Вера сказала, что заедет утром. И заехала, ничего не скажешь. Я сразу насторожилась, когда еще она только снизу позвонила, чтобы типа я спустилась. Она шептала в трубку еле-еле, а когда я попросила говорить громче, произнесла нечто странное:
— Никак не смогу громче, — человеческим голосом сказала она, — оба представителя рядом со мной, сама понимаешь, торги еще не закончены.
Какие торги? Какие представители? Полная лажа, конечно, но я решила, что Вера прикалывается. А что? Как было написано на двери в комнату моей старшей сестры, самодельный постер: «Если вы сами не развеселитесь, то вас никто не развеселит».
Схватила косметичку. Потопала вниз. В специальном помещении, предназначенном для всяких таких свиданий, никакой Веры не было. Высокая женщина с огромной грудью говорила своей, видимо, дочери в ярко-красном спортивном костюме и клетчатых тапочках:
— А что ты хотела, он же морпех демобилизованный — как разволнуется, сразу отжиматься!
Рядом сидели две сильно беременные женщины будто бы столетней какой-то давности — халаты из фланели в цветочек, ночные рубашки до пят, специального застиранного цвета, который появляется, когда с белым замачивают цветное белье и еще кипятят. На родительской кухне постоянно кипятилось что-то в огромном страшном ведре, брррр.
И никакой опять же Веры. Я осторожно обошла сильно беременных женщин, успела услышать, что одна рассказывала другой о страшном запоре, страшном! Она в мельчайших подробностях былоча принялась расписывать, как именно она помогает себе сама в этом случае, меня чуть не стошнило на месте, кошмарные какие-то бабы.
Выглянула, открыв высокую дверь всю в пинках от грязной обуви, и на больничном крыльце увидела наконец Веру.

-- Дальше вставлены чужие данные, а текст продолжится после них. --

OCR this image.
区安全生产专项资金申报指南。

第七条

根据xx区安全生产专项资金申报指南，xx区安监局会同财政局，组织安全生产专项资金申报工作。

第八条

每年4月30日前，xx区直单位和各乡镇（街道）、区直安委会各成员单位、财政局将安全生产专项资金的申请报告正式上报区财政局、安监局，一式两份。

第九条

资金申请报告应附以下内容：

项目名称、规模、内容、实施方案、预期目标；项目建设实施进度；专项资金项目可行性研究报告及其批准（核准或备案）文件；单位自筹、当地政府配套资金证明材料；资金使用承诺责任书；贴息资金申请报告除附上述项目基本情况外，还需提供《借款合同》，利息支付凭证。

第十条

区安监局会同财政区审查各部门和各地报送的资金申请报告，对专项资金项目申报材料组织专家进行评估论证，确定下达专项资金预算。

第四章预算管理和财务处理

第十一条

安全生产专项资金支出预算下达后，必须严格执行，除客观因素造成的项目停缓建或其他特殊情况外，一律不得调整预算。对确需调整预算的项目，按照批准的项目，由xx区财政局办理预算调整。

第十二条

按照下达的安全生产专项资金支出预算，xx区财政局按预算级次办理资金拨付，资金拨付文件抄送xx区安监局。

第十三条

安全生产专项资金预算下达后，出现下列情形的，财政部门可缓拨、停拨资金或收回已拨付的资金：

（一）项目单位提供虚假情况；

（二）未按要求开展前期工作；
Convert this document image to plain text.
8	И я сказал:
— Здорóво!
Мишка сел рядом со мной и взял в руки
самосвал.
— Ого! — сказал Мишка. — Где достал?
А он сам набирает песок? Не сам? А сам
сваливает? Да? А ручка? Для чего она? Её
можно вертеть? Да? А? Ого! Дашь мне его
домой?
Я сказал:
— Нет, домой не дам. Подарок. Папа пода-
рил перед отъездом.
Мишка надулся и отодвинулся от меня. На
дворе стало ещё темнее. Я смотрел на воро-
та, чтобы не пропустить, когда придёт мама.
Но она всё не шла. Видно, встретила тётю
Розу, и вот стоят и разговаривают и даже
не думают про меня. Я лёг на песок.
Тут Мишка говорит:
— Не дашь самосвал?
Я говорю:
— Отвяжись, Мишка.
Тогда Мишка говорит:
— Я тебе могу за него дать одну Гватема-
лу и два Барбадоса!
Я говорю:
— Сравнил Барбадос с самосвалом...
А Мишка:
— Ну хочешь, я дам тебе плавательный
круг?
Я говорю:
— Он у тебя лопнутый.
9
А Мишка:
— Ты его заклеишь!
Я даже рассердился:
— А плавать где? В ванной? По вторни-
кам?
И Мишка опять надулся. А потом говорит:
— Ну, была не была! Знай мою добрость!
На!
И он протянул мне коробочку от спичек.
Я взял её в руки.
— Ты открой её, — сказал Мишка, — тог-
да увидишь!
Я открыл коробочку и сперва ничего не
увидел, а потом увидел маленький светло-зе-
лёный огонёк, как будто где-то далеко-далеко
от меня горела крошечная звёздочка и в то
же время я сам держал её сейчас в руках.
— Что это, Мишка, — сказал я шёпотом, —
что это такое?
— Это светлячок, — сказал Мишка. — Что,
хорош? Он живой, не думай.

А лучше бы я ее не увидела там, честное слово.
Вера стояла в своем сереньком пальто со смешным и каким-то детским воротником, а шапку она подбрасывала в ладонях, будто бы жонглируя.
— Привет! — поздоровалась она, не трогаясь с места. — Привет! Я ведь за помощью к тебе! Отвлеки на себя их внимание, пожалуйста! А то мне одной не справиться!
И она обвела рукой вокруг себя, шапка упала. Никого рядом не было.
— Но я ничего, — Вера громко рассмеялась, как бы голосом проговаривая: ХА! ХА! ХА! — Я держусь! Они очень пугаются, когда хохочешь! Помоги мне, чего стоишь?